Chelsea enquired about Edinson Cavani once he made it clear he was unsettled but were only prepared to take him on loan. Paris Saint-Germain wanted a sale and not even Atletico Madrid, the player’s preferred destination, could match the €20 million asking price. That level of expense made no sense for an increasingly injury-prone 32-year-old who is paid more than N’Golo Kante, the highest earner at Stamford Bridge.
The only other high-profile striker who actually changed clubs late in the January window was Krzysztof Piatek. Representatives acting on his behalf offered him around the Premier League but Chelsea were not interested in spending on a striker who could not even hold down a regular starting place in a struggling AC Milan side.
Chelsea’s long-term targets were not available in January. Jadon Sancho and Borussia Dortmund agreed to revisit his situation in the summer while Timo Werner had no desire to leave RB Leipzig in the midst of a Bundesliga title race and a top-scorer battle with Robert Lewandowski. Wilfried Zaha and Moussa Dembele were both prohibitively expensive, and neither enjoyed unanimous endorsement in the club’s transfer discussions.
In this barren landscape, Chelsea were determined not to repeat the mistakes of the recent past — most notably the disastrous summer of 2017, when pressure from Conte played its part in around £55 million being spent on deadline-day deals for Danny Drinkwater and Davide Zappacosta that the club are still reckoning with.
Nor was it palatable to allow Giroud to leave without securing a replacement, regardless of his desire to safeguard his starting spot for France at Euro 2020. The optics in particular of sending him to Jose Mourinho and Tottenham, then watching both reel in and overtake Chelsea in the final stretch of the Premier League top-four race, would have been virtually impossible to recover from.

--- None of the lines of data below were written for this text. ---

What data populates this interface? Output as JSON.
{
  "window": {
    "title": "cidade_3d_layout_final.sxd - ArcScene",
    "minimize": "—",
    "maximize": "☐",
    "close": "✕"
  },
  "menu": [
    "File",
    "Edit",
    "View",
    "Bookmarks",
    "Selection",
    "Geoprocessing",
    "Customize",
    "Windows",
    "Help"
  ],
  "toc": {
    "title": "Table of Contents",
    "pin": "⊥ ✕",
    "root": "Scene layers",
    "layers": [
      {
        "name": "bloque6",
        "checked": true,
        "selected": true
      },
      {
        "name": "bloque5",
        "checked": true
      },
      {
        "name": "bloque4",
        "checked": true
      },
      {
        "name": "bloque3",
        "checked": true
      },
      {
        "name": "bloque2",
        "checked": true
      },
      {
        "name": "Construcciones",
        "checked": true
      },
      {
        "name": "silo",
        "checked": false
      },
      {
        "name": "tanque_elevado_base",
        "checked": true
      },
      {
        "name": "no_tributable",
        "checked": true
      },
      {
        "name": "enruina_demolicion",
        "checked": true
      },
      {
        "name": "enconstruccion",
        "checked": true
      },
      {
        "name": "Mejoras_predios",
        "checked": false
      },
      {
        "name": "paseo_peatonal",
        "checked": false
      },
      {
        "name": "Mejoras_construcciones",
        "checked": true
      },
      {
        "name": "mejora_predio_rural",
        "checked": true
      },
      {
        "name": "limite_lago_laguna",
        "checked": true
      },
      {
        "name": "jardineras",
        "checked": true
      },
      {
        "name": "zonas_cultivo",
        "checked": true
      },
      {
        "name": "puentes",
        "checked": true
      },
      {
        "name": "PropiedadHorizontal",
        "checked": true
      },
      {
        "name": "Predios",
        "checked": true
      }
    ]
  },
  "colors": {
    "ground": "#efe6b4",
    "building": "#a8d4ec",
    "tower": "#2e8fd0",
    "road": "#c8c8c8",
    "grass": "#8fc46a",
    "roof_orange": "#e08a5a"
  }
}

So in the end, Chelsea decided to stand put, prioritising the summer over the present. It is a calculated gamble that this squad, managed by Lampard, can get over the line to fourth. If it works, they will be in a perfect position to pursue top-tier names and take the team to the next level.
Lampard is invested in that long-term vision but he also knows that, like every other Chelsea coach in the Roman Abramovich era, he is being judged on his results right now. “We are fortunate that we have a nice group of young players at the minute but we have to keep looking forward and we are,” he told Match of the Day after victory over Hull City in the FA Cup.

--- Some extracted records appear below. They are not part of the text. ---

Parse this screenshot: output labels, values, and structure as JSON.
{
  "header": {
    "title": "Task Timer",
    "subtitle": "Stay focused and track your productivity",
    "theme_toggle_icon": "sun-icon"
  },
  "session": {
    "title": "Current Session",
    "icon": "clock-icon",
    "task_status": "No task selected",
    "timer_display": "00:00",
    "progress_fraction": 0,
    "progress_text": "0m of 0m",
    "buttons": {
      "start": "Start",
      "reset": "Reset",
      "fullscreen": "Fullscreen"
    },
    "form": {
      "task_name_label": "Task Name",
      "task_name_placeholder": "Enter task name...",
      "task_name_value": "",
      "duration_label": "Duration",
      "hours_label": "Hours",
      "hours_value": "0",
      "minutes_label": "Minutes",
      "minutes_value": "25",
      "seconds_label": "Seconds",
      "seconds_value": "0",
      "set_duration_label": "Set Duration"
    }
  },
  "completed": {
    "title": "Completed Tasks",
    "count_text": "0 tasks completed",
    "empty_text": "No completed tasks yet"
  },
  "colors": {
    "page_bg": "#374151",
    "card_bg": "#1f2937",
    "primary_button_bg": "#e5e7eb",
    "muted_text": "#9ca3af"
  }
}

“But for this season, short-term [recruitment] needs to be done. For the bigger picture, of course there is a plan, but for now, when you look at it, we want to finish in the top four. At the minute, it is quite clear to me where we can improve so we have to look to that.”
This is the tension that spilled out of Lampard on deadline day and the tension that might have surfaced once more if Chelsea had paid for their missed chances against Leicester. Instead, Rudiger’s equaliser gave him the chance to deescalate the situation heading into the winter break.
“It’s gone,” Lampard said of the transfer market. “I am not interested in the window, I am not interested in talking about it. I am interested in the point we got and what we do going forward.”
After sitting out the January window, Chelsea will remain a flawed team between now and the summer. Lampard’s decision to drop Kepa Arrizabalaga for Willy Caballero at the King Power underlined that, to achieve this season’s targets, he will need to navigate difficult problems at both decisive ends of his team.
But the public attitude of Chelsea’s head coach will be every bit as important in ensuring that he will be the man to oversee the club’s longer-term rebuild.